Laut Gerda Heck, die über ihre Erfahrungen mit MigrantInnen in Marokko berichtet, läßt sich "die Externalisierung der europäischen Migrationspolitik weit vor den Grenzen Europas nach Nordafrika (...) als ein neokolonialer Akt interpretieren". Sie gibt allerdings zu bedenken, daß diese Praxis nicht allein der Souveränität der EU unterliegt, sondern auch im Interesse der ausführenden Regierungen Nordafrikas liegt.

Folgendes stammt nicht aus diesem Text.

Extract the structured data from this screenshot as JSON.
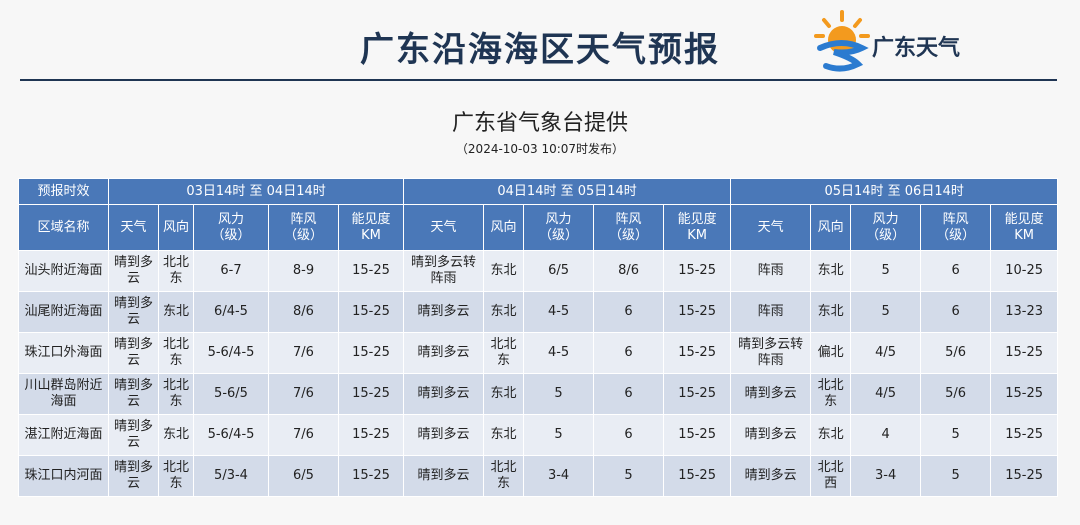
{
  "header": {
    "title": "广东沿海海区天气预报",
    "logo_text": "广东天气"
  },
  "subtitle": "广东省气象台提供",
  "issued": "（2024-10-03 10:07时发布）",
  "table": {
    "period_label": "预报时效",
    "region_label": "区域名称",
    "periods": [
      "03日14时 至 04日14时",
      "04日14时 至 05日14时",
      "05日14时 至 06日14时"
    ],
    "columns": [
      "天气",
      "风向",
      "风力\n（级）",
      "阵风\n（级）",
      "能见度\nKM"
    ],
    "rows": [
      [
        "汕头附近海面",
        "晴到多云",
        "北北东",
        "6-7",
        "8-9",
        "15-25",
        "晴到多云转阵雨",
        "东北",
        "6/5",
        "8/6",
        "15-25",
        "阵雨",
        "东北",
        "5",
        "6",
        "10-25"
      ],
      [
        "汕尾附近海面",
        "晴到多云",
        "东北",
        "6/4-5",
        "8/6",
        "15-25",
        "晴到多云",
        "东北",
        "4-5",
        "6",
        "15-25",
        "阵雨",
        "东北",
        "5",
        "6",
        "13-23"
      ],
      [
        "珠江口外海面",
        "晴到多云",
        "北北东",
        "5-6/4-5",
        "7/6",
        "15-25",
        "晴到多云",
        "北北东",
        "4-5",
        "6",
        "15-25",
        "晴到多云转阵雨",
        "偏北",
        "4/5",
        "5/6",
        "15-25"
      ],
      [
        "川山群岛附近海面",
        "晴到多云",
        "北北东",
        "5-6/5",
        "7/6",
        "15-25",
        "晴到多云",
        "东北",
        "5",
        "6",
        "15-25",
        "晴到多云",
        "北北东",
        "4/5",
        "5/6",
        "15-25"
      ],
      [
        "湛江附近海面",
        "晴到多云",
        "东北",
        "5-6/4-5",
        "7/6",
        "15-25",
        "晴到多云",
        "东北",
        "5",
        "6",
        "15-25",
        "晴到多云",
        "东北",
        "4",
        "5",
        "15-25"
      ],
      [
        "珠江口内河面",
        "晴到多云",
        "北北东",
        "5/3-4",
        "6/5",
        "15-25",
        "晴到多云",
        "北北东",
        "3-4",
        "5",
        "15-25",
        "晴到多云",
        "北北西",
        "3-4",
        "5",
        "15-25"
      ]
    ]
  }
}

Der damit geschaffene "heterogene und hierarchische Zirkulationsraum mit abgestuften Souveränitätszonen" (S. 54) befindet sich allerdings fest im Griff EU-europäischer Hegemonialinteressen, die diese in ihrer heutigen Staatlichkeit erst nach dem Ersten Weltkrieg auf Betreiben Britanniens und Frankreichs formierte Weltregion zum Ressourcenlieferanten, zum Absatzgebiet und zur verlängerten Werkbank europäischer Produktivität degradieren. Auch wenn diese Unterordnung niemals ohne Beteiligung der Betroffenen erfolgt, liegt die Hauptlast der Verantwortung für den Entwicklungsrückstand der arabischen Staatenwelt in ihrer paternalistischen Bevormundung und imperialistischen Zurichtung durch die Metropolengesellschaften Westeuropas und Nordamerikas. Dies wurde angesichts des Taktierens europäischer Regierungen, die Legitimität sich erhebender arabischer Bevölkerungen erst anzuerkennen, nachdem sich erwiesen hatte, daß sich das Rad der Geschichte nicht mehr zurückdrehen läßt, vollends klar [3].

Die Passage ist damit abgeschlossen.